A defiant Andhra Pradesh government on Monday knocked the doors of the Supreme Court challenging the Andhra Pradesh High Court’s ‘gag order’ in connection with an FIR registered in the Amaravati land scam case.
Challenging the Andhra Pradesh High Court gag order issued on September 15 barring the media from reporting on a case pertaining to an FIR lodged by ACB against some high profile personalities, the Jagan government in its petition argued that while only one petitioner had moved the HC seeking relief in terms of protection from coercive action and bar of media reportage, the High Court had passed the order and extended the relief to all the other accused persons.
“It is most respectfully submitted that the impugned order has been passed by the Hon’ble High Court in a Petition where the FIR was not even questioned. Besides, the orders have been passed not only in respect of the Respondent who had filed the writ petition but also in respect of all other accused persons,” the Andhra Pradesh government argued in its petition.
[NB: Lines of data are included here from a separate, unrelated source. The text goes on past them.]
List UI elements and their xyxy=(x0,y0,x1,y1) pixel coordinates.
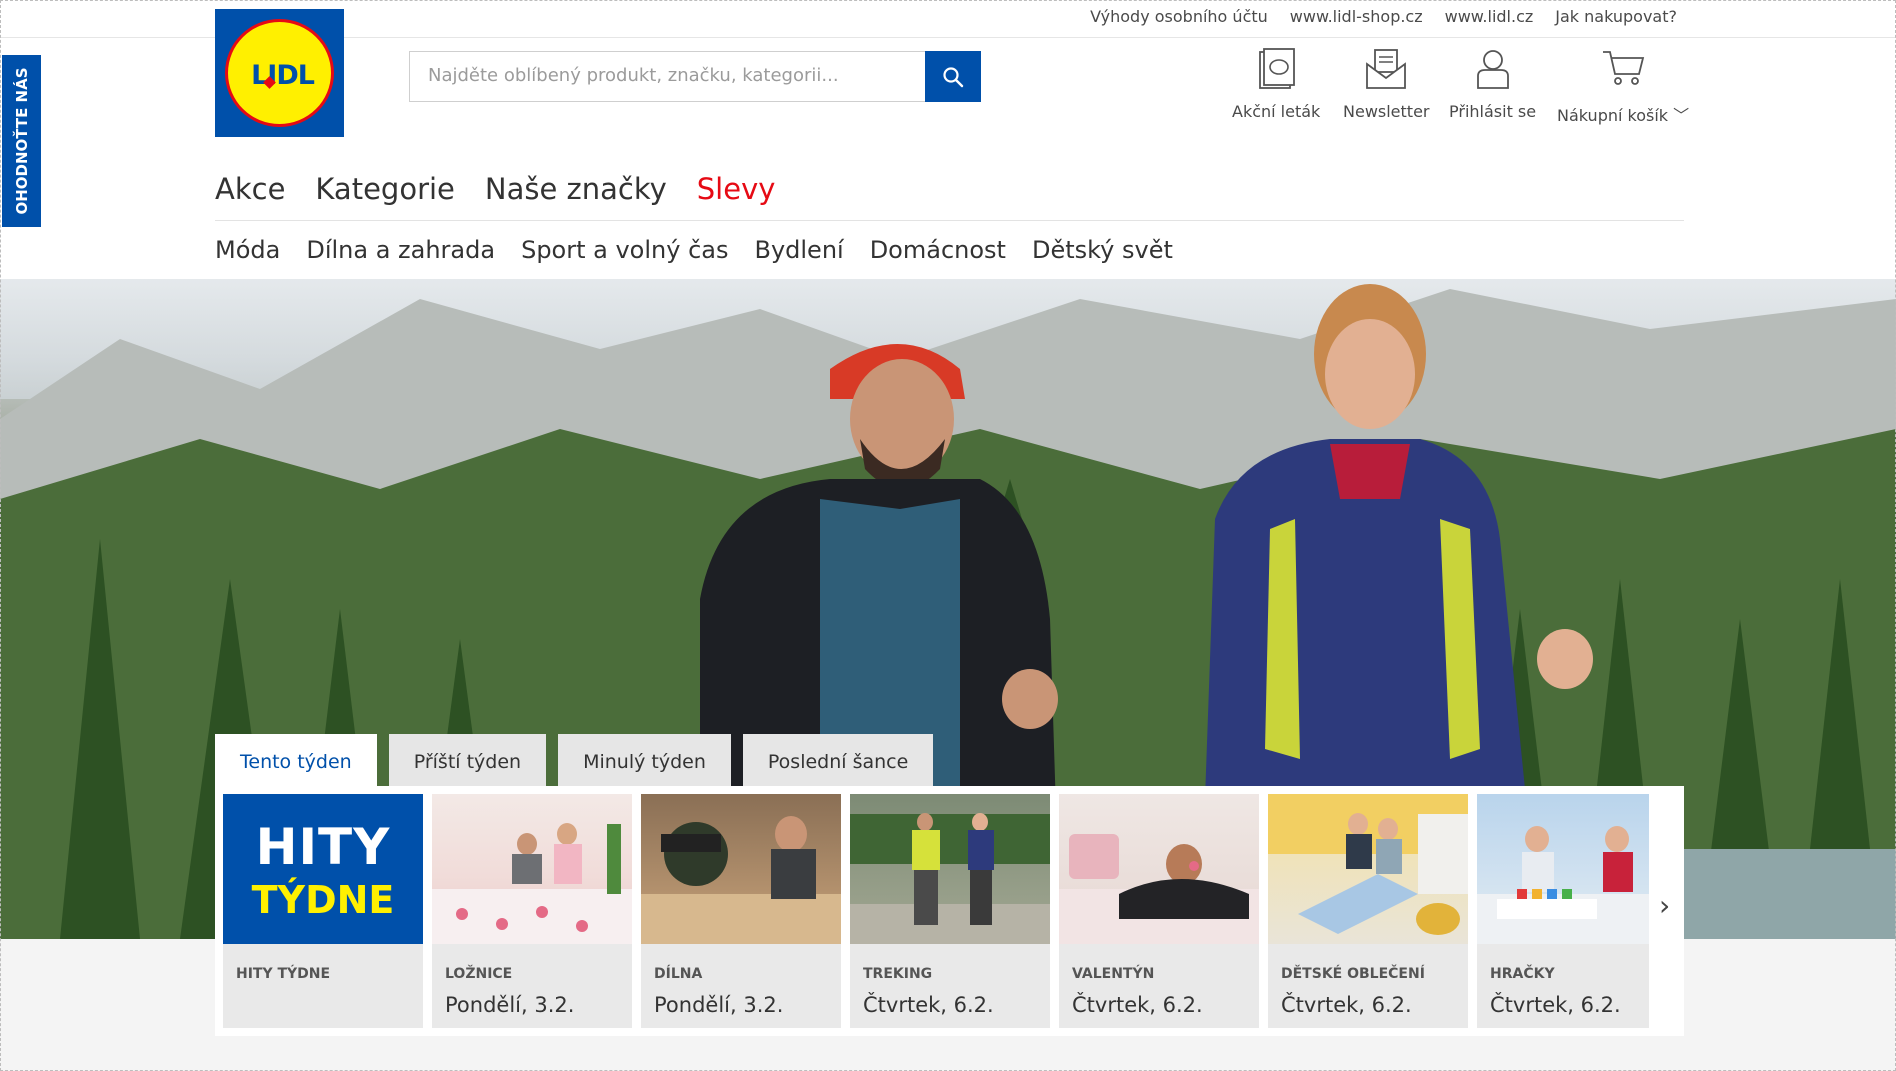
offer-card-dilna[interactable]: DÍLNA Pondělí, 3.2. xyxy=(641,794,841,1028)
workshop-image xyxy=(641,794,841,944)
kids-clothing-image xyxy=(1268,794,1468,944)
hity-line2: TÝDNE xyxy=(251,878,395,922)
leaflet-button[interactable]: Akční leták xyxy=(1232,48,1320,121)
week-tabs: Tento týden Příští týden Minulý týden Po… xyxy=(215,734,934,786)
lidl-cz-link[interactable]: www.lidl.cz xyxy=(1445,7,1534,26)
newsletter-label: Newsletter xyxy=(1343,102,1430,121)
offer-card-hity[interactable]: HITY TÝDNE HITY TÝDNE xyxy=(223,794,423,1028)
offer-card-detske-obleceni[interactable]: DĚTSKÉ OBLEČENÍ Čtvrtek, 6.2. xyxy=(1268,794,1468,1028)
nav-nase-znacky[interactable]: Naše značky xyxy=(485,172,667,206)
card-category: LOŽNICE xyxy=(445,966,513,982)
card-category: DÍLNA xyxy=(654,966,703,982)
card-date: Pondělí, 3.2. xyxy=(445,993,575,1017)
lidl-logo[interactable]: LIDL xyxy=(215,9,344,137)
search-input[interactable]: Najděte oblíbený produkt, značku, katego… xyxy=(409,51,926,102)
tab-this-week[interactable]: Tento týden xyxy=(215,734,377,786)
subnav-moda[interactable]: Móda xyxy=(215,236,280,264)
subnav-dilna[interactable]: Dílna a zahrada xyxy=(306,236,495,264)
card-date: Čtvrtek, 6.2. xyxy=(1072,993,1203,1017)
nav-akce[interactable]: Akce xyxy=(215,172,285,206)
feedback-label: OHODNOŤTE NÁS xyxy=(13,67,31,215)
subnav-sport[interactable]: Sport a volný čas xyxy=(521,236,728,264)
card-date: Čtvrtek, 6.2. xyxy=(1281,993,1412,1017)
search-icon xyxy=(943,67,964,88)
cart-button[interactable]: Nákupní košík ﹀ xyxy=(1557,48,1689,126)
offer-card-hracky[interactable]: HRAČKY Čtvrtek, 6.2. xyxy=(1477,794,1649,1028)
cart-icon xyxy=(1603,51,1645,85)
cart-label: Nákupní košík ﹀ xyxy=(1557,106,1690,125)
card-date: Čtvrtek, 6.2. xyxy=(863,993,994,1017)
logo-text: LIDL xyxy=(251,60,315,91)
card-category: DĚTSKÉ OBLEČENÍ xyxy=(1281,966,1425,982)
card-category: TREKING xyxy=(863,966,933,982)
hity-line1: HITY xyxy=(255,818,391,876)
envelope-icon xyxy=(1366,49,1407,89)
feedback-tab[interactable]: OHODNOŤTE NÁS xyxy=(0,55,41,227)
tab-next-week[interactable]: Příští týden xyxy=(388,734,547,786)
trekking-image xyxy=(850,794,1050,944)
leaflet-label: Akční leták xyxy=(1232,102,1321,121)
account-benefits-link[interactable]: Výhody osobního účtu xyxy=(1090,7,1268,26)
login-label: Přihlásit se xyxy=(1449,102,1537,121)
subnav-detsky-svet[interactable]: Dětský svět xyxy=(1032,236,1173,264)
valentine-image xyxy=(1059,794,1259,944)
chevron-right-icon[interactable]: › xyxy=(1659,889,1670,922)
nav-divider xyxy=(215,220,1684,221)
login-button[interactable]: Přihlásit se xyxy=(1449,48,1536,121)
top-links: Výhody osobního účtu www.lidl-shop.cz ww… xyxy=(1090,7,1677,26)
lidl-shop-link[interactable]: www.lidl-shop.cz xyxy=(1290,7,1423,26)
card-category: HITY TÝDNE xyxy=(236,966,331,982)
offer-card-treking[interactable]: TREKING Čtvrtek, 6.2. xyxy=(850,794,1050,1028)
card-category: VALENTÝN xyxy=(1072,966,1155,982)
search-button[interactable] xyxy=(925,51,981,102)
offer-card-loznice[interactable]: LOŽNICE Pondělí, 3.2. xyxy=(432,794,632,1028)
bedroom-image xyxy=(432,794,632,944)
card-category: HRAČKY xyxy=(1490,966,1555,982)
tab-last-chance[interactable]: Poslední šance xyxy=(742,734,934,786)
offer-card-valentyn[interactable]: VALENTÝN Čtvrtek, 6.2. xyxy=(1059,794,1259,1028)
logo-circle: LIDL xyxy=(225,19,334,127)
how-to-shop-link[interactable]: Jak nakupovat? xyxy=(1555,7,1677,26)
card-date: Pondělí, 3.2. xyxy=(654,993,784,1017)
leaflet-icon xyxy=(1259,48,1296,89)
subnav-domacnost[interactable]: Domácnost xyxy=(870,236,1006,264)
main-nav: Akce Kategorie Naše značky Slevy xyxy=(215,172,775,206)
subnav-bydleni[interactable]: Bydlení xyxy=(754,236,843,264)
newsletter-button[interactable]: Newsletter xyxy=(1343,48,1430,121)
nav-kategorie[interactable]: Kategorie xyxy=(315,172,454,206)
hity-tydne-banner: HITY TÝDNE xyxy=(223,794,423,944)
chevron-down-icon: ﹀ xyxy=(1673,106,1690,125)
card-date: Čtvrtek, 6.2. xyxy=(1490,993,1621,1017)
user-icon xyxy=(1476,50,1509,89)
toys-image xyxy=(1477,794,1649,944)
sub-nav: Móda Dílna a zahrada Sport a volný čas B… xyxy=(215,236,1173,264)
tab-last-week[interactable]: Minulý týden xyxy=(558,734,731,786)
site-header: Výhody osobního účtu www.lidl-shop.cz ww… xyxy=(0,0,1896,279)
offer-cards: HITY TÝDNE HITY TÝDNE LOŽNICE Pondělí, 3… xyxy=(215,786,1684,1036)
nav-slevy[interactable]: Slevy xyxy=(697,172,776,206)
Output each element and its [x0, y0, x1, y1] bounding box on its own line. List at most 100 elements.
Besides, the orders have been passed not only in respect of the Respondent who had filed the writ petition but also in respect of all other accused persons, the state government said in its plea. “What is more shocking is that the writ petition was filed in anticipation of the FIR. Such a petition was completely unprecedented and not maintainable and ought to have been dismissed… A writ petition seeking to pre-empt investigation even before an FIR is registered cannot be entertained,” the Jagan government stated in its petition.
Last week, YSRCP Lok Sabha floor leader Mithun Reddy had raised this issue in the Parliament expressing his dissent over stifling the media by the High Court. He said that “the enforcement of law should be the same for the Prime Minister and a common man”.
AP government advisor Sjjala Ramakrishna Reddy had questioned the timing and haste in issuing the gag order and questioned if there was any objectivity in the court’s order. He had pointed out that the FIR was filed by an agency and did not contain anything that violated the privacy of the people named in it.